Notably, the timing of this annual report release is significant. According to previous approval from the NYSE, the deadline for submitting the Form 20-F could have been extended until April 30, 2026. The current report was issued two and a half months ahead of this approved deadline.

Market analysts suggest that the ability to submit the report ahead of expectations, especially amid complex financial restatements, reflects a significant improvement in the company's efficiency regarding financial auditing and internal control remediation. It also signals to the capital market the determination of the new management team to restore normal trading order and protect shareholder interests.

Despite being in a period of internal control rectification, the company's core business fundamentals demonstrated resilience. Previously disclosed operational updates for the fourth quarter of 2025 indicate that the consumer finance business has become a new growth engine for LUFAX.

By the end of 2025, the consumer finance loan balance reached RMB 59.6 billion, representing a counter-trend growth of 19.0% year-on-year. New loans issued in Q4 alone totaled RMB 28.7 billion, an increase of 7.4% compared to the same period last year. Furthermore, the proportion of loan balance for which the company bears risk increased to 91.4%, indicating a strengthening of its initiative in risk pricing and asset quality management.

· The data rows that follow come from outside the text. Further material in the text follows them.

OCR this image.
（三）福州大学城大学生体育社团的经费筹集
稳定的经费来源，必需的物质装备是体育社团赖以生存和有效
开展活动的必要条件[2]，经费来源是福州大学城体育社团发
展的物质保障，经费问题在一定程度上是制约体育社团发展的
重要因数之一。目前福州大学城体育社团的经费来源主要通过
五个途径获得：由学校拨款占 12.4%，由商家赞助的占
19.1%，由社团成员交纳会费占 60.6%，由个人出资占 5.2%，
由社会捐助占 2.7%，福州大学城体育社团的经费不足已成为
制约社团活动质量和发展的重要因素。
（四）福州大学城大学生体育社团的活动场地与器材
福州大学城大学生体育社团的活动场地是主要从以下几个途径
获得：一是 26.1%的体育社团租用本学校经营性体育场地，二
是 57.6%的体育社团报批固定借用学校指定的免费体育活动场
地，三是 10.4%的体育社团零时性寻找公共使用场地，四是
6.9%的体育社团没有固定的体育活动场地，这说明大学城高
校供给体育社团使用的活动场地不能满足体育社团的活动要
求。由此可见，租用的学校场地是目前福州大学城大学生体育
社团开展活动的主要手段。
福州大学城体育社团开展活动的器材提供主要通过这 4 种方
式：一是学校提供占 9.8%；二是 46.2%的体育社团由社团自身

In other news, the company announced new board appointments. Zhao Rongshi will not renew his contract as CEO and Executive Director upon its expiry due to personal family reasons. Xie Yonglin and Fu Xin have resigned as Non-Executive Directors due to work changes. All three departures were reported as having no disagreements with the Board. Cai Fangfang, Deputy General Manager and Chief Compliance Officer of Ping An Group, and Li Peifeng, a senior finance executive at Ping An Group, have been appointed as Non-Executive Directors. These precise appointments and reinforcements of core senior management aim to further solidify LUFAX's governance foundation through professional expertise at the group level. Ji Xiang will assume the role of Executive Director and CEO effective April 1st. Mr. Ji has served as Co-CEO since October 2025 and brings nearly 20 years of experience in retail financial credit, risk management, and investment management, including a previous role as a Global Director Partner at McKinsey & Company, combining international perspective with practical management experience.

Regarding the progress of trading resumption, LUFAX is actively advancing related work and will make further announcements on the resumption progress in accordance with the requirements of the listing rules in a timely manner. The company also released its 2024 Environmental, Social, and Governance report concurrently.